The last form of threat intelligence is the operational threat intelligence, which is highly reactionary and used by security teams who handle the day-to-day operations. It is fed into security tools such as SIEM, SOAR, and firewalls. Security engineers, analysts, red teamers (offensive white hat attackers), and other on-the-ground security people who require immediate visibility into ongoing attacks and threats utilise this for effective setup of defences.
Threat intelligence helps refine security spend as it advises the business on what type of security it actually needs.
The value of threat intelligence lies in how it provides the business with an invaluable layer of insights that can be used to balance security protocols and approaches. Using this data, teams can create a better security balance throughout the organisation. Which of course asks – how should organisations approach the implementation and management of threat intelligence tools and services? Should they create their own or consume a commercial threat intelligence tool?

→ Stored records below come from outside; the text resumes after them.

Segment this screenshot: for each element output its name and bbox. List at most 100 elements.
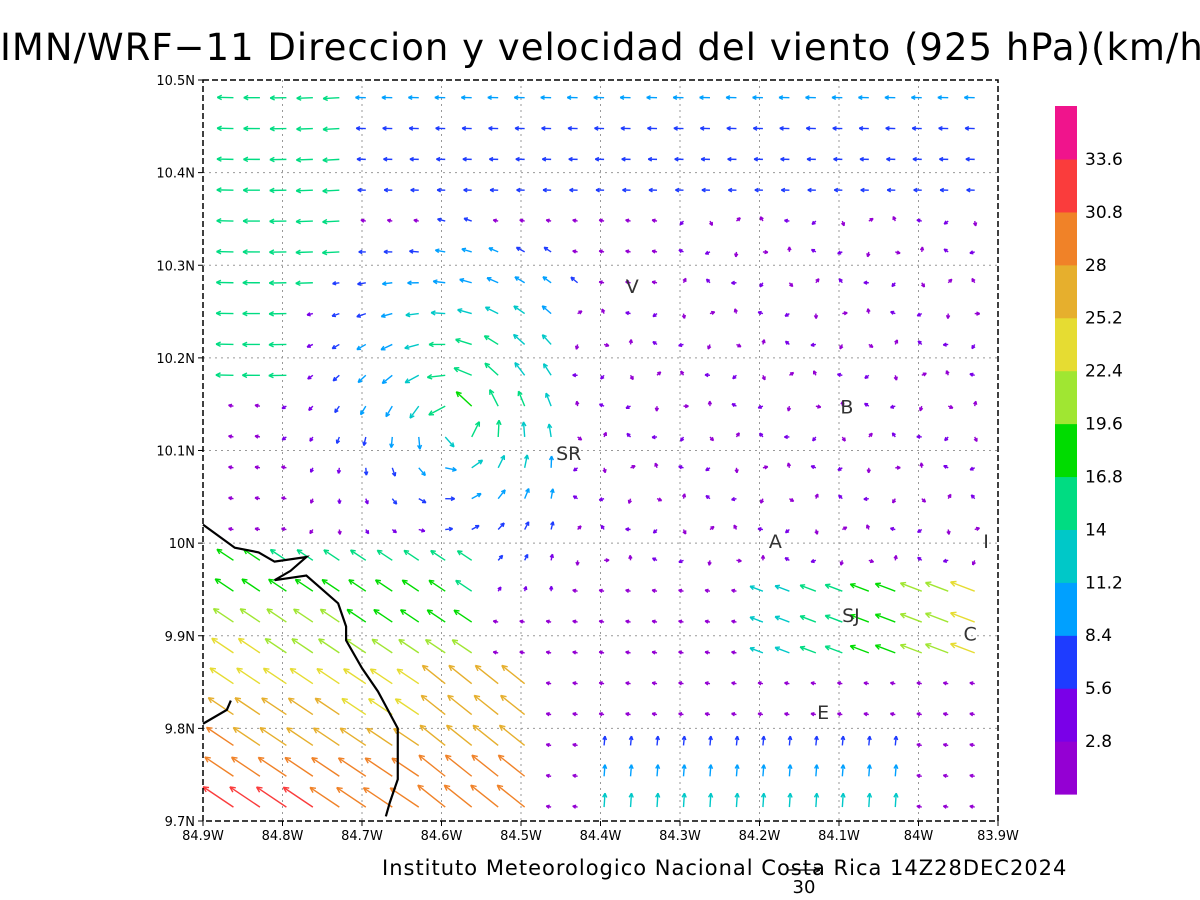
wind-vector — [674, 156, 684, 162]
wind-vector-head — [651, 218, 656, 223]
wind-vector — [496, 784, 526, 808]
wind-vector-head — [787, 764, 793, 769]
wind-vector-head — [924, 612, 932, 619]
colorbar-label: 25.2 — [1085, 309, 1123, 329]
wind-vector — [779, 125, 790, 131]
wind-vector — [501, 664, 526, 685]
wind-vector-shaft — [417, 784, 446, 808]
wind-vector-head — [679, 221, 684, 226]
wind-vector — [625, 527, 631, 532]
wind-vector — [540, 95, 552, 101]
wind-vector-head — [912, 156, 917, 162]
wind-vector-shaft — [338, 757, 367, 777]
wind-vector — [332, 374, 340, 382]
wind-vector-shaft — [321, 579, 340, 592]
wind-vector — [358, 249, 366, 255]
wind-vector — [625, 218, 631, 223]
wind-vector-head — [761, 339, 766, 344]
peninsula-path — [202, 700, 232, 725]
wind-vector-head — [832, 125, 837, 131]
wind-vector — [598, 497, 605, 502]
wind-vector — [675, 187, 684, 193]
wind-vector-head — [646, 95, 651, 101]
wind-vector — [295, 187, 313, 194]
wind-vector-head — [500, 694, 507, 702]
wind-vector-shaft — [788, 764, 792, 777]
wind-vector — [752, 95, 763, 101]
wind-vector — [463, 217, 472, 222]
wind-vector-head — [310, 499, 315, 504]
x-tick-label: 83.9W — [977, 829, 1019, 844]
wind-vector-shaft — [294, 578, 314, 592]
wind-vector — [332, 281, 340, 286]
wind-vector-head — [817, 404, 822, 409]
wind-vector-shaft — [376, 549, 393, 561]
wind-vector — [628, 555, 633, 561]
wind-vector — [364, 757, 393, 777]
wind-vector — [484, 306, 499, 315]
wind-vector-shaft — [488, 247, 499, 253]
wind-vector-shaft — [524, 488, 530, 499]
wind-vector-shaft — [762, 764, 765, 777]
wind-vector — [971, 560, 976, 566]
wind-vector-head — [549, 488, 555, 494]
wind-vector-shaft — [799, 615, 817, 623]
wind-vector — [312, 727, 340, 746]
wind-vector-shaft — [405, 312, 419, 316]
wind-vector-shaft — [513, 334, 526, 345]
wind-vector-shaft — [894, 793, 897, 808]
wind-vector-head — [575, 561, 580, 566]
wind-vector-shaft — [444, 436, 455, 448]
wind-vector-head — [625, 712, 630, 717]
wind-vector-head — [268, 310, 275, 317]
wind-vector-head — [863, 280, 868, 285]
wind-vector — [760, 555, 766, 561]
wind-vector-head — [628, 735, 634, 741]
wind-vector — [973, 400, 978, 407]
wind-vector — [784, 557, 790, 562]
wind-vector-shaft — [709, 793, 712, 808]
wind-vector — [228, 403, 234, 408]
wind-vector — [833, 187, 843, 193]
wind-vector-head — [266, 608, 273, 615]
wind-vector-shaft — [366, 727, 393, 746]
wind-vector — [681, 792, 687, 808]
wind-vector-head — [942, 681, 947, 686]
wind-vector-head — [451, 639, 459, 646]
wind-vector-head — [754, 187, 759, 193]
wind-vector — [545, 712, 552, 717]
wind-vector — [595, 187, 605, 193]
wind-vector — [309, 467, 314, 473]
wind-vector — [654, 462, 659, 469]
wind-vector-head — [450, 496, 456, 502]
wind-vector-head — [316, 667, 323, 675]
wind-vector — [937, 95, 949, 101]
wind-vector-head — [309, 468, 314, 473]
wind-vector — [778, 95, 790, 101]
wind-vector — [322, 249, 340, 256]
wind-vector — [497, 489, 506, 500]
wind-vector-head — [849, 582, 856, 589]
wind-vector-head — [950, 580, 957, 587]
wind-vector-head — [492, 650, 497, 655]
wind-vector-head — [625, 681, 630, 686]
wind-vector-head — [366, 727, 373, 734]
wind-vector-head — [269, 187, 275, 194]
wind-vector — [630, 464, 636, 470]
wind-vector-head — [943, 464, 948, 469]
wind-vector-head — [969, 250, 974, 255]
wind-vector — [890, 310, 896, 315]
wind-vector — [295, 218, 313, 225]
wind-vector — [492, 650, 499, 655]
wind-vector — [603, 342, 610, 348]
wind-vector-head — [945, 370, 950, 375]
wind-vector — [500, 694, 526, 716]
wind-vector-head — [362, 441, 367, 446]
wind-vector — [456, 550, 473, 561]
wind-vector-shaft — [485, 306, 499, 315]
wind-vector-head — [512, 333, 519, 340]
wind-vector — [569, 187, 578, 193]
wind-vector-head — [949, 404, 954, 409]
wind-vector — [964, 125, 975, 131]
wind-vector-shaft — [295, 251, 313, 254]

Every organisation has its own strategy, assets, and technology stack and each one is influenced by the industry in which it operates. Finance, for example, faces a very different threat landscape to retail. Insurance has a markedly different threat profile to agriculture. Yet each industry faces significant threats so by going through a process of self-discovery, organisations can establish their unique threat footprint, and this will inform which approaches are best suited to their needs.
Best practice suggests that the business undertake a risk assessment, examine the threat landscape from both an internal and external perspective, and then establish exactly what level of threat intelligence it needs to effectively minimise its threat profile.
In addition to providing the business with a high-level of visibility into threats that supports agile security and risk mitigation, it also helps cut costs. Every business has a limit in terms of how much it can spend on technology and must make the most out of its available resources. Threat intelligence helps refine security spend as it advises the business on what type of security it actually needs – is it a firewall? Endpoint Detection and Response? An antivirus solution?
The remarkable visibility provided by threat intelligence shines a spotlight on the gaps and the holes in an organisation’s security awareness, so it stops shooting in the dark. And that is an invaluable asset to any company as it faces the complexity of cybersecurity.
Robert Ngetich is the Team Lead, Threat Intelligence Centre, Dimension Data East, and West Africa.